Part E: Use StatKey’s Bootstrap CI for a difference in means page to estimate the standard error of your point estimate from Part C using at least 2000 bootstrapped statistics.
Part F: Calculate a 99% confidence interval estimate using the point estimate from Part C and the standard error from Part E. Be sure to use a value of \(c\) that corresponds with 99% confidence.
Part G: Interpret your confidence interval (from Part F) and answer whether your interval estimate provides convincing evidence as to whether the higher PDI scores in the low-flow bypass group could be due to sampling variability.

\(~\)

Death Penalty Sentencing (revisited)

A previous lab introduced the “death penalty sentencing” data set, which includes all murders which took place during a felony that were committed in the state of Florida between 1972 and 1977. The researchers who collected these data were interested in investigating potential racial bias in death penalty sentencing.

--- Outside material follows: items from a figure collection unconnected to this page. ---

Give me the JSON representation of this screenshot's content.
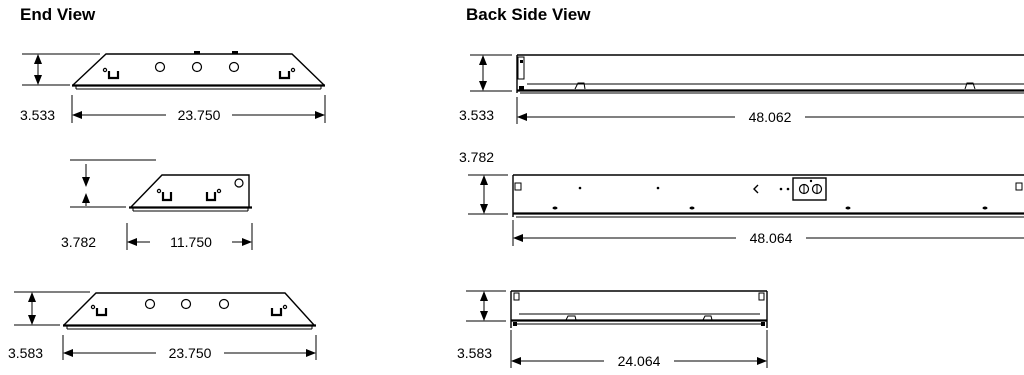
{
  "headings": {
    "end_view": "End View",
    "back_side_view": "Back Side View"
  },
  "dimensions": {
    "end_top_height": "3.533",
    "end_top_width": "23.750",
    "end_mid_height": "3.782",
    "end_mid_width": "11.750",
    "end_bot_height": "3.583",
    "end_bot_width": "23.750",
    "back_top_height": "3.533",
    "back_top_width": "48.062",
    "back_mid_height": "3.782",
    "back_mid_width": "48.064",
    "back_bot_height": "3.583",
    "back_bot_width": "24.064"
  }
}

The data are available at the URL: https://remiller1450.github.io/data/DeathPenaltySentencing.csv

Question #2:

Part A: Find and a report a 99% CI for the difference in the proportion of death penalty sentences for white/black offenders without considering the race of the victim. Follow all of the steps outlined in this lab’s example. You should use StatKey and bootstrapping to help you construct the interval.
Part B: Briefly explain whether this interval supports the claim “the small difference in death penalty sentencing rates between white and black offenders can be explained by sampling variability and the relatively small sample size”

Question #3:

Part A: Now find and report a 99% CI for the difference in the proportion of death penalty sentences for white/black offenders conditioning on the victim’s race being white.
Part B: After conditioning on the race of the victim being white, can the difference in death penalty sentencing rates be explained by the relatively small sample size of this study? Briefly explain.